שֶׁהֲרֵי עוֹנְשָׁן אָמוּר, שֶׁנֶּאֱמַר: ״וְאֶל פֶּתַח אֹהֶל מוֹעֵד לֹא הֱבִיאוֹ וְגוֹ׳״. עוֹנֶשׁ שָׁמַעְנוּ, אַזְהָרָה מִנַּיִן? תַּלְמוּד לוֹמַר: ״פֶּן תַּעֲלֶה עֹלֹתֶיךָ״.
Isso é evidente, pois a punição por sacrificá-los é declarada neste versículo, como está declarado: “E à entrada da Tenda da Reunião ele não o trouxe, para sacrificar uma oferta ao Senhor, diante do Tabernáculo do Senhor… esse homem será eliminado do meio do seu povo” (Levítico 17:4).
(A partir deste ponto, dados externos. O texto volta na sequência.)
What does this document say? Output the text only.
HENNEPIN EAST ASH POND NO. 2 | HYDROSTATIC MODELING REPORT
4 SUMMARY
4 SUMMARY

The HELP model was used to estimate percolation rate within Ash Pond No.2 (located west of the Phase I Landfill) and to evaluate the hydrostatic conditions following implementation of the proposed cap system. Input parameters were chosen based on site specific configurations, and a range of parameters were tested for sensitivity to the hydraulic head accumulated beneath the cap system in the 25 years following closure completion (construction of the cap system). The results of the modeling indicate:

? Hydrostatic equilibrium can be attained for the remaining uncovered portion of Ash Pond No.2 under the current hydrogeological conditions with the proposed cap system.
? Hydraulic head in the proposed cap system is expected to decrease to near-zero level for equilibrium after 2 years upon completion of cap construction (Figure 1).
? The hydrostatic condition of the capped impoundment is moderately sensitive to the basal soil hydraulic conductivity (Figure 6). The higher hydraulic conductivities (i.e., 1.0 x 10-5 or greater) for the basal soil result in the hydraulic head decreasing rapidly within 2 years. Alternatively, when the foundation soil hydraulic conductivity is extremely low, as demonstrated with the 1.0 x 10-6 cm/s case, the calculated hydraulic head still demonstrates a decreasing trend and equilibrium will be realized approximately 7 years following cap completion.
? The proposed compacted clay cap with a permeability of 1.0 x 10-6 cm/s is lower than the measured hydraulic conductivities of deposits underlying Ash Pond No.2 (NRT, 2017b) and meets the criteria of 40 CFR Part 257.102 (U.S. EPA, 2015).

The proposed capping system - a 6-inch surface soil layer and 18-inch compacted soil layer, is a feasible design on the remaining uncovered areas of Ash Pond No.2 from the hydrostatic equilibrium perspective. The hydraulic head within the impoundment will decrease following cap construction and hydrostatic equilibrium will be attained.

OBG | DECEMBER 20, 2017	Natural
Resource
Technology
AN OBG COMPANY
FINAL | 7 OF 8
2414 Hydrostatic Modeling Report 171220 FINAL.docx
Ouvimos desse versículo a punição, mas quanto à proibição de sacrificar em um altar privado, de onde ela é derivada? O versículo declara: “Guarda-te, para que não ofereças os teus holocaustos em todo lugar que vires” (Deuteronômio 12:13).
וְכִדְרַבִּי אָבִין אָמַר רַבִּי אִילָא, דְּאָמַר רַבִּי אָבִין אָמַר רַבִּי אִילָא: כׇּל מָקוֹם שֶׁנֶּאֱמַר ״הִשָּׁמֶר״ וּ״פֶן״ וְ״אַל״ — אֵינוֹ אֶלָּא בְּלֹא תַּעֲשֶׂה.
A Guemará comenta: E isto está de acordo com o princípio que Rabi Avin diz que Rabi Ile’a diz, como Rabi Avin diz que Rabi Ile’a diz: Onde quer que esteja declarado: “Acautela-te”, “para que não”, ou “não”, isto não é nada além de uma proibição.
מִכָּאן וְאֵילָךְ הוּא מְדַבֵּר בְּקָדָשִׁים שֶׁהִקְדִּישָׁן בִּשְׁעַת הֶיתֵּר הַבָּמוֹת, וְהִקְרִיבָן בִּשְׁעַת אִיסּוּר הַבָּמוֹת.
A baraita continua: A partir desse ponto em diante, o versículo está falando sobre animais sacrificiais que alguém consagrou durante um período em que havia permissão para oferecer sacrifícios em altares privados, antes de o Tabernáculo ser erguido, e depois os sacrificou fora do Tabernáculo durante um período em que a proibição de sacrificar em altares privados estava em vigor.
שֶׁנֶּאֱמַר: ״לְמַעַן אֲשֶׁר יָבִיאוּ בְּנֵי יִשְׂרָאֵל אֶת זִבְחֵיהֶם אֲשֶׁר הֵם זֹבְחִים״, שֶׁהִתַּרְתִּי לְךָ כְּבָר, ״עַל פְּנֵי הַשָּׂדֶה״, מְלַמֵּד שֶׁכׇּל הַזּוֹבֵחַ בְּבָמָה בִּשְׁעַת אִיסּוּר הַבָּמוֹת, מַעֲלֶה עָלָיו הַכָּתוּב כְּאִילּוּ הוּא זוֹבֵחַ עַל פְּנֵי הַשָּׂדֶה.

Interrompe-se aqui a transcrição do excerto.